UniCredit shocks with 14 billion euro balance sheet clean-up

  • 10 years ago
Leading Italian bank UniCredit has posted a massive loss of 14 billion euros for 2013.

Much of that was as it wrote off bad loans that it knows will never be repaid, along with so-called goodwill – the paper value of assets – in Italy, Austria and central and eastern Europe.

The writedowns are to clean up its balance sheet ahead of checks on the financial health of European lenders by the region’s regulators.

Without them Unicredit would have made a 916.5 million euros net profit in 2013, according to the consensus of forecasts from a poll of analysts carried out by Thomson Reuters

It will also cut 8,500 jobs by 2018 There will be 5,700 layoffs in Italy, 1,500 in Germany and 900 in Austria.

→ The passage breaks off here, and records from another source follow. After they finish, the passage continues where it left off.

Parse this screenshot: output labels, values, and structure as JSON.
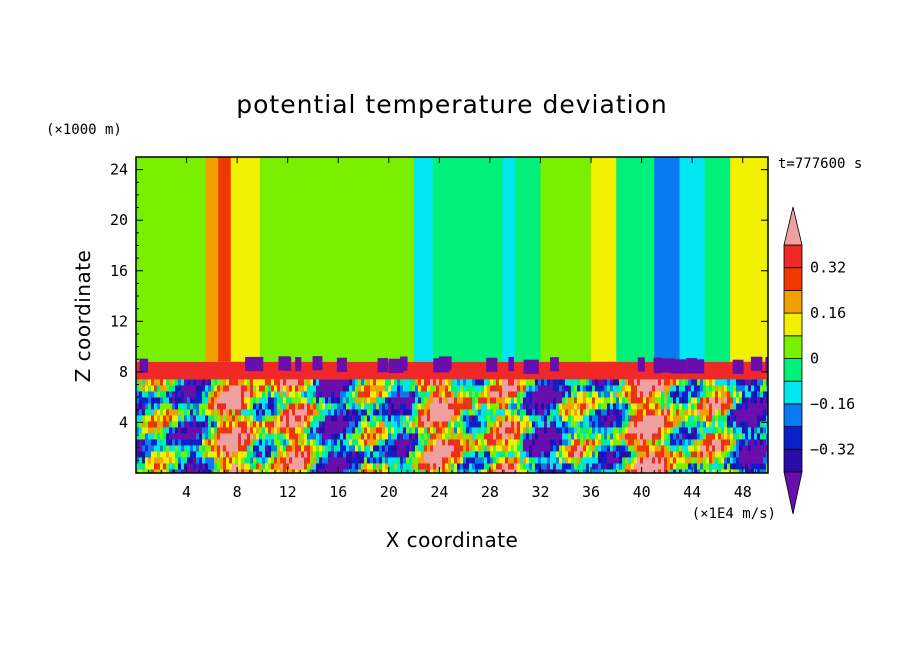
{
  "chart_data": {
    "type": "heatmap",
    "title": "potential temperature deviation",
    "xlabel": "X coordinate",
    "ylabel": "Z coordinate",
    "x_unit": "(×1E4 m/s)",
    "y_unit": "(×1000 m)",
    "time_label": "t=777600 s",
    "xlim": [
      0,
      50
    ],
    "ylim": [
      0,
      25
    ],
    "x_ticks": [
      "4",
      "8",
      "12",
      "16",
      "20",
      "24",
      "28",
      "32",
      "36",
      "40",
      "44",
      "48"
    ],
    "y_ticks": [
      "4",
      "8",
      "12",
      "16",
      "20",
      "24"
    ],
    "colorbar": {
      "levels": [
        -0.4,
        -0.32,
        -0.24,
        -0.16,
        -0.08,
        0,
        0.08,
        0.16,
        0.24,
        0.32,
        0.4
      ],
      "tick_labels": [
        "0.32",
        "0.16",
        "0",
        "−0.16",
        "−0.32"
      ],
      "tick_values": [
        0.32,
        0.16,
        0,
        -0.16,
        -0.32
      ],
      "colors": [
        "#6a0dad",
        "#2a0aa8",
        "#0a20c8",
        "#0a7af0",
        "#00e6f0",
        "#00f07a",
        "#78f000",
        "#f0f000",
        "#f0a000",
        "#f03800",
        "#f02828",
        "#f0a0a0"
      ]
    },
    "upper_layer": {
      "z_range": [
        8.8,
        25
      ],
      "columns": [
        {
          "x_start": 0,
          "x_end": 5.5,
          "value": 0.04
        },
        {
          "x_start": 5.5,
          "x_end": 6.5,
          "value": 0.2
        },
        {
          "x_start": 6.5,
          "x_end": 7.5,
          "value": 0.28
        },
        {
          "x_start": 7.5,
          "x_end": 9.8,
          "value": 0.12
        },
        {
          "x_start": 9.8,
          "x_end": 19,
          "value": 0.04
        },
        {
          "x_start": 19,
          "x_end": 22,
          "value": 0.04
        },
        {
          "x_start": 22,
          "x_end": 23.5,
          "value": -0.12
        },
        {
          "x_start": 23.5,
          "x_end": 29,
          "value": -0.04
        },
        {
          "x_start": 29,
          "x_end": 30,
          "value": -0.12
        },
        {
          "x_start": 30,
          "x_end": 32,
          "value": -0.04
        },
        {
          "x_start": 32,
          "x_end": 36,
          "value": 0.04
        },
        {
          "x_start": 36,
          "x_end": 38,
          "value": 0.12
        },
        {
          "x_start": 38,
          "x_end": 41,
          "value": -0.04
        },
        {
          "x_start": 41,
          "x_end": 43,
          "value": -0.2
        },
        {
          "x_start": 43,
          "x_end": 45,
          "value": -0.12
        },
        {
          "x_start": 45,
          "x_end": 47,
          "value": -0.04
        },
        {
          "x_start": 47,
          "x_end": 50,
          "value": 0.12
        }
      ]
    },
    "inversion_layer": {
      "z_range": [
        7.4,
        8.8
      ],
      "value": 0.36
    },
    "lower_layer": {
      "z_range": [
        0,
        7.4
      ],
      "pattern": "turbulent convective cells, values spanning -0.4 to 0.4"
    }
  }
}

The bank sharply wrote down the value of its acquisitions since 2005 which was when it became a major force in Europe through the purchase of Germany’s HypoVereinsbank and its extensive operations in Central and Eastern Europe.

It will sell its Ukrainian subsidiary and has set aside 600 million euros to cover losses on that.

Unicredit is also planning to list its Fineco online banking unit and to sell its bad loans management unit.

The moves were welcomed in the financial markets which noted Italy’s biggest bank in terms of assets is not going to have to raise more capital.

UniCredit’s shares rose 6.04 percent.